Inside the ring-fence

Professor Delpy told delegates at the third annual UK research conference sponsored by Policy Review Magazine and the 1994 Group: "Although the current ring-fence around science is reasonably secure, you have to remember that the TSB is inside it.

"I think there is a significant risk of BIS ... tying up a greater proportion of research council activity (in the TSB)."

The TSB has been charged with acting as the research council for industry and was awarded a £1 billion budget to cover the current Comprehensive Spending Review period, which lasts until 2011.

This includes £120 million of research council funding, which it dispenses to academics who collaborate with industry.

In the Budget in March, the board was also awarded an extra £50 million from the Government's new £750 million Strategic Investment Fund to support the development of emerging technologies and sectors.

The worry, Professor Delpy said, was that on the back of this, the research councils might be asked to commit more of their funding to the TSB, although he added that he had been reassured by Lord Mandelson's stated commitment to basic research.

"I hope I am proved wrong, but it is a significant risk," he said, adding that the research councils did not have enough money to fund all the high-quality applications they received as it is.

He said the TSB's focus on "current priorities" meant there was a "potential danger" that the UK would be "missing out on opportunities by not looking really far ahead".

"Cutting the budget we have available (by channelling more to the TSB's coffers) would act detrimentally to the UK as a whole and would certainly speed the drying-up of that long-term pipeline that eventually feeds into products and research that the TSB should rightly be funding," he said.

Professor Delpy added that the research councils had been asked to prepare for a 5 per cent budget cut, although he speculated that a figure of between 5 per cent and 10 per cent was more likely.

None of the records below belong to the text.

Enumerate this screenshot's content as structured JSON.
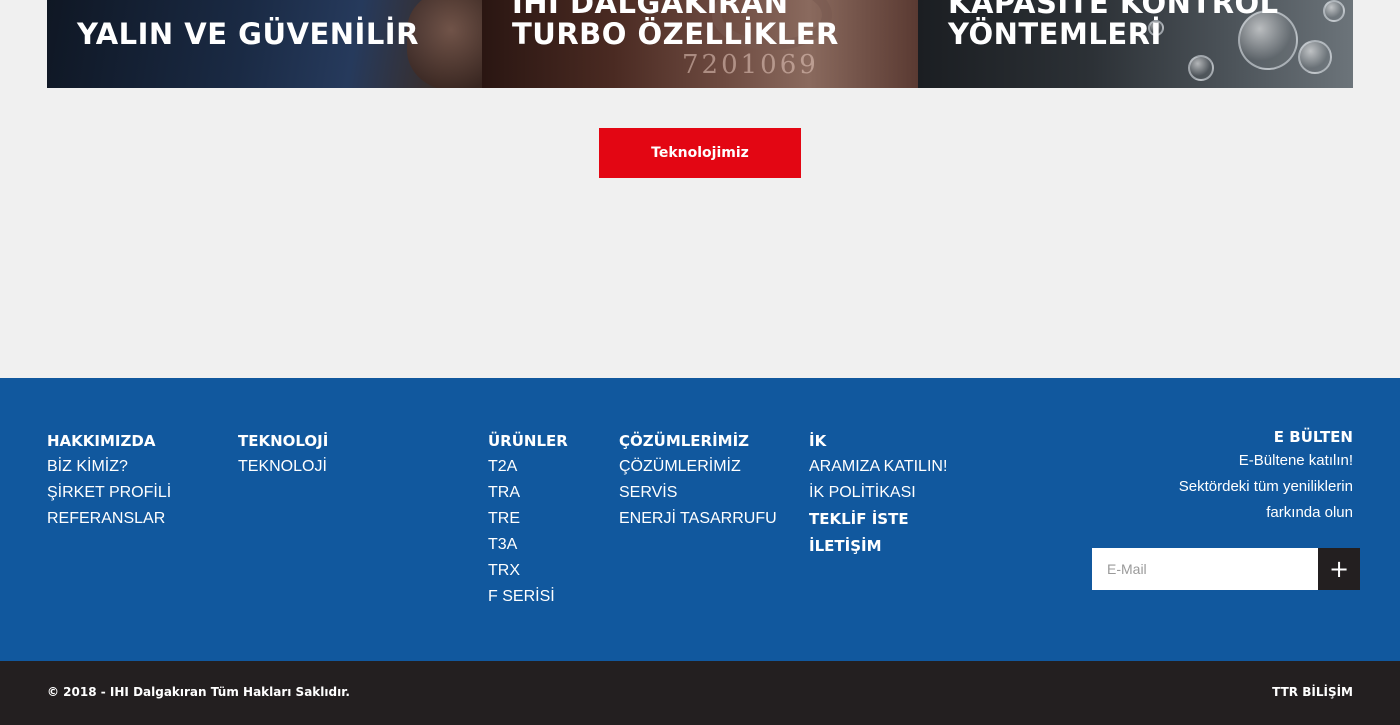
{
  "hero": {
    "tiles": [
      {
        "line1": "YALIN VE GÜVENİLİR",
        "line2": ""
      },
      {
        "line1": "IHI DALGAKIRAN",
        "line2": "TURBO ÖZELLİKLER",
        "stamp": "7201069"
      },
      {
        "line1": "KAPASİTE KONTROL",
        "line2": "YÖNTEMLERİ"
      }
    ]
  },
  "cta": {
    "label": "Teknolojimiz"
  },
  "footer": {
    "columns": [
      {
        "title": "HAKKIMIZDA",
        "links": [
          "BİZ KİMİZ?",
          "ŞİRKET PROFİLİ",
          "REFERANSLAR"
        ]
      },
      {
        "title": "TEKNOLOJİ",
        "links": [
          "TEKNOLOJİ"
        ]
      },
      {
        "title": "ÜRÜNLER",
        "links": [
          "T2A",
          "TRA",
          "TRE",
          "T3A",
          "TRX",
          "F SERİSİ"
        ]
      },
      {
        "title": "ÇÖZÜMLERİMİZ",
        "links": [
          "ÇÖZÜMLERİMİZ",
          "SERVİS",
          "ENERJİ TASARRUFU"
        ]
      },
      {
        "title": "İK",
        "links": [
          "ARAMIZA KATILIN!",
          "İK POLİTİKASI"
        ],
        "bold_links": [
          "TEKLİF İSTE",
          "İLETİŞİM"
        ]
      }
    ],
    "newsletter": {
      "title": "E BÜLTEN",
      "line1": "E-Bültene katılın!",
      "line2": "Sektördeki tüm yeniliklerin",
      "line3": "farkında olun",
      "placeholder": "E-Mail",
      "submit_icon": "plus-icon",
      "submit_symbol": "+"
    }
  },
  "bottom": {
    "copyright": "© 2018 - IHI Dalgakıran Tüm Hakları Saklıdır.",
    "credit": "TTR BİLİŞİM"
  },
  "colors": {
    "background": "#f0f0f0",
    "cta_red": "#e30613",
    "footer_blue": "#11589e",
    "bottom_dark": "#231f20"
  }
}
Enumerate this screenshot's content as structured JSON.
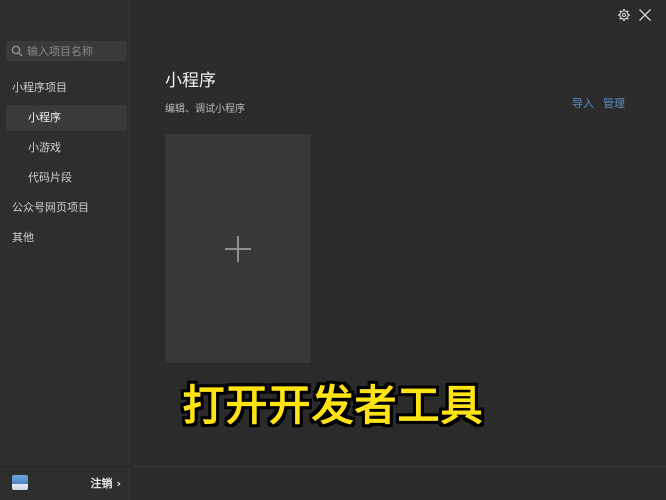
{
  "sidebar": {
    "search_placeholder": "输入项目名称",
    "groups": {
      "miniprogram_project": "小程序项目",
      "official_web": "公众号网页项目",
      "other": "其他"
    },
    "items": {
      "miniprogram": "小程序",
      "minigame": "小游戏",
      "code_snippet": "代码片段"
    },
    "footer": {
      "logout": "注销",
      "chevron": "›"
    }
  },
  "main": {
    "title": "小程序",
    "subtitle": "编辑、调试小程序",
    "actions": {
      "import": "导入",
      "manage": "管理"
    }
  },
  "overlay": {
    "caption": "打开开发者工具"
  },
  "colors": {
    "accent_link": "#5a8fc7",
    "caption_yellow": "#ffe313"
  },
  "icons": [
    "search-icon",
    "gear-icon",
    "close-icon",
    "plus-icon",
    "chevron-right-icon"
  ]
}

He speculated that the money saved could be redirected to the TSB by the Government, thereby preserving the science ring-fence.

He said the consequences of redirecting money would be "more dire" for councils other than the EPSRC, because it already worked closely with industry.

A spokesman for BIS said that funding for the TSB fell outside the science ring-fence and that there were "no plans" to change this.

zoe.corbyn@tsleducation.com

POCKET PASSIONS

Senior university managers can normally be expected to speak in a calm, reasoned way, at least in public.

Yet so emotive is the issue of the future of the research "pockets of excellence" in teaching-led universities that Nicholas Petford, pro vice-chancellor at Bournemouth University, admitted to becoming "quite emotional" following suggestions that the cash should be redirected to the research elite.

Speaking at the conference sponsored by Policy Review Magazine and the 1994 Group in London, Chris Higgins, vice-chancellor of Durham University, argued that the research excellence framework, which is to replace the research assessment exercise, should introduce thresholds for the size of departments that can compete for funding.

He said this was necessary to stop cash leaking away from the research elite.

"We should try to avoid the dilution effect," he said. "We have got to have critical mass ...

"We should be able to make the REF work as long as we don't get hung up about complete fairness and little bits of money."

Professor Petford responded: "Pockets ... have done so much on so little. Pulling yourselves up by your boot straps is really an impressive thing.

"It is quite hurtful to think that individuals are having discussions about taking away the money we earned."

He then admitted that he had become "quite emotional" and needed to "rephrase" what he had said more diplomatically, leaving Professor Higgins to argue that pockets, which he conceded had done "some brilliant research", should go without because funding was "not a reward" but an "investment for the future".